My question is how many fixed factors can I enter in each LME model? I need to include task, time, and text-length(to control for the confounding effect of the amount of speech produced) as fixed factors in each LME model. But apart from these 3, how many fixed factors can be entered in each LME model? I am aware that in linear regression models, the rule of thumb is 1 predictor per 10 observations. Does this also apply to LME? If yes, am I allowed to include only 6 predictors in each LME model? I would appreciate any help. Thank you very much.
 A: As Robert Long pointed out in a comment, the critical thing is whether you evaluated power adequately before you did the study, and your response to his comment indicates that you did. As you have collected the data, you should analyze the results in the way that you intended to when you did the power analysis.

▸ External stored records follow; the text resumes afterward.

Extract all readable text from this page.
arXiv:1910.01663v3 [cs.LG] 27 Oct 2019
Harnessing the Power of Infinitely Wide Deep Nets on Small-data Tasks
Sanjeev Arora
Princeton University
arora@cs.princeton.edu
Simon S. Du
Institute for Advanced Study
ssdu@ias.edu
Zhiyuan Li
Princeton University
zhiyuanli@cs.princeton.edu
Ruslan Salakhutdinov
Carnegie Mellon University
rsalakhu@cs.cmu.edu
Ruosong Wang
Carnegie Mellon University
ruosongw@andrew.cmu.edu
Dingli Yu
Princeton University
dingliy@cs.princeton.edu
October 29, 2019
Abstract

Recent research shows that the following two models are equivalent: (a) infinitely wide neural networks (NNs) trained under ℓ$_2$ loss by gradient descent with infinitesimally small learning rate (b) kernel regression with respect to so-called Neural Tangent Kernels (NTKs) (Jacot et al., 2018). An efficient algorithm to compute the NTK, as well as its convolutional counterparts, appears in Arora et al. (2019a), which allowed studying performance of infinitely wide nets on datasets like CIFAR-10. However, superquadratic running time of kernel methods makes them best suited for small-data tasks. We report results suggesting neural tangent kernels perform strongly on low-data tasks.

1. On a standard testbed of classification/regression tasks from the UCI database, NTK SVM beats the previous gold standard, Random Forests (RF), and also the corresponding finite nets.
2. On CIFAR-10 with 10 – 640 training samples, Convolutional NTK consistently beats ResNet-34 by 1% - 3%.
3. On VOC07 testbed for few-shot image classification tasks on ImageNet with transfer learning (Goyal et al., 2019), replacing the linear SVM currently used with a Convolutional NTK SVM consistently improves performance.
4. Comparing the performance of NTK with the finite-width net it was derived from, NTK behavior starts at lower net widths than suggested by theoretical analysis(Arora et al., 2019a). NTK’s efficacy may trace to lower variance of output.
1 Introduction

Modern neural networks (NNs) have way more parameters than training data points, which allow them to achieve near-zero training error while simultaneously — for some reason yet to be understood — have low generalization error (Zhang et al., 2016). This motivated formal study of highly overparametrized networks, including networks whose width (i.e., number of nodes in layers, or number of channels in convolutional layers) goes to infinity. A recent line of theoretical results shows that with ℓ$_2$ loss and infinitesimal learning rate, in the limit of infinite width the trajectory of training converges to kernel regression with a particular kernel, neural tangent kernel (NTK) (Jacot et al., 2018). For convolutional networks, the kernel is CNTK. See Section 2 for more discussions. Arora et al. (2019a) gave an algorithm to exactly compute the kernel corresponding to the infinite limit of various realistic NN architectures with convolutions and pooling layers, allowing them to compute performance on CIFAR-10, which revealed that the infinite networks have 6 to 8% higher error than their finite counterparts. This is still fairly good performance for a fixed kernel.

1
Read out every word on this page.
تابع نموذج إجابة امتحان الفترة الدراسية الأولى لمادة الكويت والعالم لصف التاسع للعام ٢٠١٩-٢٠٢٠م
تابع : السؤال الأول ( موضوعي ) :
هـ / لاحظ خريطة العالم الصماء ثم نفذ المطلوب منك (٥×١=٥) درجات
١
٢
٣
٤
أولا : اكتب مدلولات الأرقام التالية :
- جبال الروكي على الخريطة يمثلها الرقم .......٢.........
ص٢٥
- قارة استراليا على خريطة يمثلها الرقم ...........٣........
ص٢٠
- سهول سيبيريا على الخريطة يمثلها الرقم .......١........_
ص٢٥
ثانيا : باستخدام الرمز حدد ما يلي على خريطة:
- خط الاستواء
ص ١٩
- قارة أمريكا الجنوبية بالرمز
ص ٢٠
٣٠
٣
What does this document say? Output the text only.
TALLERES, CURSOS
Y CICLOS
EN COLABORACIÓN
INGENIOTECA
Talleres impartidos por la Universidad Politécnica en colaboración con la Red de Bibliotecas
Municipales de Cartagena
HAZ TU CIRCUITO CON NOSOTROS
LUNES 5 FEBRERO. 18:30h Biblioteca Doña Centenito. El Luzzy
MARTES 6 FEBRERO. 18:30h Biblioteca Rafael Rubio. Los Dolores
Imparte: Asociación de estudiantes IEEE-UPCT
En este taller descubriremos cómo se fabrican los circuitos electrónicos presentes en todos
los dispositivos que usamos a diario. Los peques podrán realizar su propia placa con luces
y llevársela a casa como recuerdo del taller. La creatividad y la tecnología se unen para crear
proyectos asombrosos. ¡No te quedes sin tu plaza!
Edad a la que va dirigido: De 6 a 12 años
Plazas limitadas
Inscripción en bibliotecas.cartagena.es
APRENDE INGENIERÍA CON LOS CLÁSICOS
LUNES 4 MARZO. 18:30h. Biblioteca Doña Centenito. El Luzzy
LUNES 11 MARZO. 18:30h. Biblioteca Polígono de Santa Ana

If you are worried about overfitting, the usual problem with too many predictors, you could see whether the results on multiple bootstrap samples of the data provide substantially different results than what you got with the full data set. That's a way to estimate the "optimism" in your original model.
Rules of thumb are just that: rules of thumb, attempts to point you to an adequate size of study to allow detection of effects of interest without overfitting. As you asked about this rule of thumb, lets' see how it might apply in practice here.
Your "rule of thumb is 1  predictor per 10 observations." (Emphasis added.) You have 180 observations of your outcome variable, so things are not so dire as you might fear, even based on your rule of thumb.
The number of predictors is essentially the number of degrees of freedom (df) you'll be using up with them, so you have to be careful with categorical predictors: they count as 1 predictor for every level beyond the first. In terms of predictors you have task (1 predictor), time (2 predictors if you treat it as categorical), text length (at least 1, more if you fit it with a spline or similar flexible model), and 1 less than the number of your linguistic predictors. You don't say how many of those there are, let's say 4 total for 3 effective predictors. That's 7 to there.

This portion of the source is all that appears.